The 1" tubes have been turned, keyed, and welded to the gearbox shaft. We mounted it on the frame with the 3D printed plates and fired it up using 38V. There is a small vibration but it should be livable. The hubs can be adjusted so the track can be 36-38.5" wide. The part files have been sent to the water jet company. I can't wait to see all of the aluminum parts cut out.


https://youtu.be/JBolLhiTRRo
Attachments
F1 rear wheel side view.jpg
F1 wheel test.jpg
1" axle welded.jpg
F1 Axle turned and keyway.jpg
#147991
Here are some updates.

The water jet cut parts are here.
IMG_7905.jpg

IMG_7903.jpg


The parts fit
IMG_7904.jpg

IMG_7906.jpg


The hub centric rings for the rotors are being cut and then installed
IMG_7907.jpg

IMG_7902.jpg


The lifepo4 battery and the 4QD controller are here
IMG_7908.jpg


After I drill the spindle holes, we should be ready to start tig welding the chassis together.
#148001
It's coming together.
The front beam has been drill and tapped for the spindles.
IMG_7933.jpg

IMG_7934.jpg


The motors are attached to the inner motor plates.
IMG_7935.jpg
#148009
Looking good -- really like watching this one come together!
#148073
Thanks Hammer. It's been a fun project so far.
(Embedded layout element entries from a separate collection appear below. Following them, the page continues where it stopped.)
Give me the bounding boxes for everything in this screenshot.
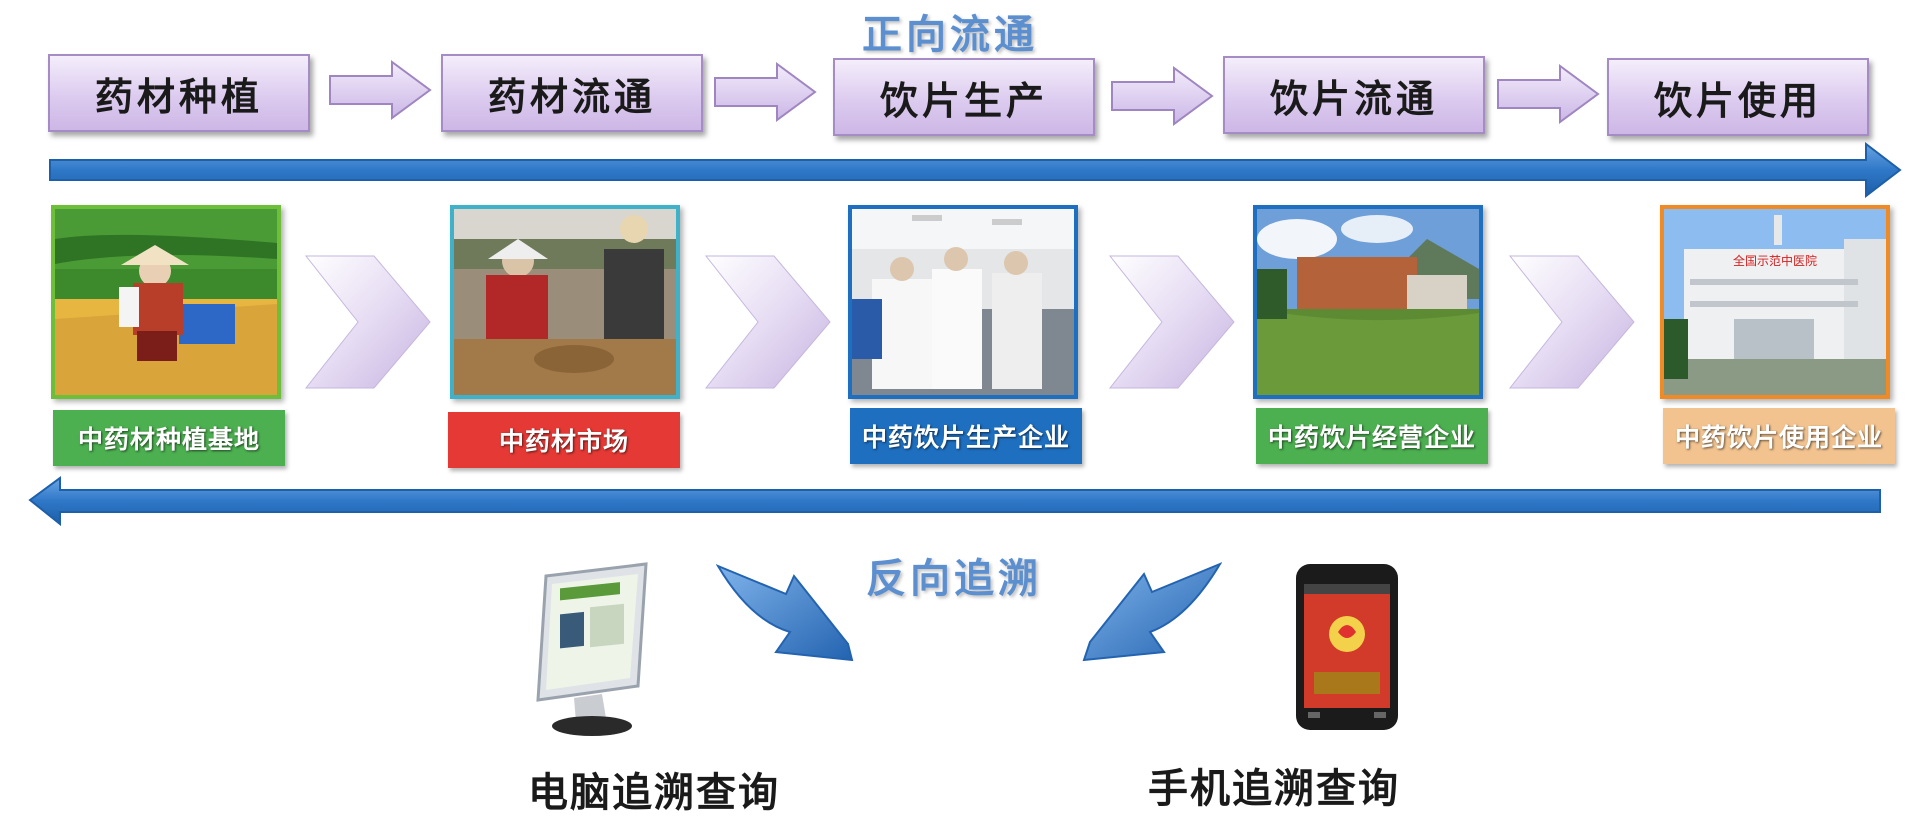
hospital-photo: 全国示范中医院 <box>1660 205 1890 399</box>
right-arrow-icon <box>714 62 817 122</box>
right-arrow-icon <box>1497 64 1600 124</box>
reverse-trace-title: 反向追溯 <box>866 556 1042 602</box>
mobile-phone-icon <box>1296 564 1398 730</box>
slice-distribution-photo <box>1253 205 1483 399</box>
entity-label-herb-market: 中药材市场 <box>448 412 680 468</box>
entity-label-production-enterprise: 中药饮片生产企业 <box>850 408 1082 464</box>
entity-label-use-enterprise: 中药饮片使用企业 <box>1663 408 1895 464</box>
forward-flow-title: 正向流通 <box>862 12 1038 58</box>
planting-photo <box>51 205 281 399</box>
entity-label-planting-base: 中药材种植基地 <box>53 410 285 466</box>
curved-arrow-icon <box>716 564 854 662</box>
hospital-sign: 全国示范中医院 <box>1733 253 1817 268</box>
right-arrow-icon <box>1111 66 1214 126</box>
stage-box-slice-production: 饮片生产 <box>833 58 1095 136</box>
slice-factory-photo <box>848 205 1078 399</box>
chevron-right-icon <box>304 255 431 389</box>
curved-arrow-icon <box>1082 562 1222 662</box>
right-arrow-icon <box>329 60 432 120</box>
chevron-right-icon <box>1508 255 1635 389</box>
chevron-right-icon <box>1108 255 1235 389</box>
phone-query-caption: 手机追溯查询 <box>1148 765 1400 812</box>
herb-market-photo <box>450 205 680 399</box>
stage-box-slice-circulation: 饮片流通 <box>1223 56 1485 134</box>
stage-box-herb-circulation: 药材流通 <box>441 54 703 132</box>
reverse-trace-arrow <box>28 476 1881 526</box>
computer-query-caption: 电脑追溯查询 <box>528 769 780 816</box>
entity-label-distribution-enterprise: 中药饮片经营企业 <box>1256 408 1488 464</box>
chevron-right-icon <box>704 255 831 389</box>
stage-box-planting: 药材种植 <box>48 54 310 132</box>
stage-box-slice-use: 饮片使用 <box>1607 58 1869 136</box>
computer-monitor-icon <box>536 562 648 736</box>
forward-flow-arrow <box>49 142 1902 198</box>
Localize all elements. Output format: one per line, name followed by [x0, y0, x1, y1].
Here is a pic of the rear motor and wheel being test fitted. I hope the inner and outer aluminum bearing support plates will be strong enough to hold the axles without deflecting. Using the laser cutter to prototype the parts in hard board helped get all of the dimensions and holes in the right places. Without the laser, I'm not sure how I would do so before the water jet stage. Time to weld the ladder frame together next.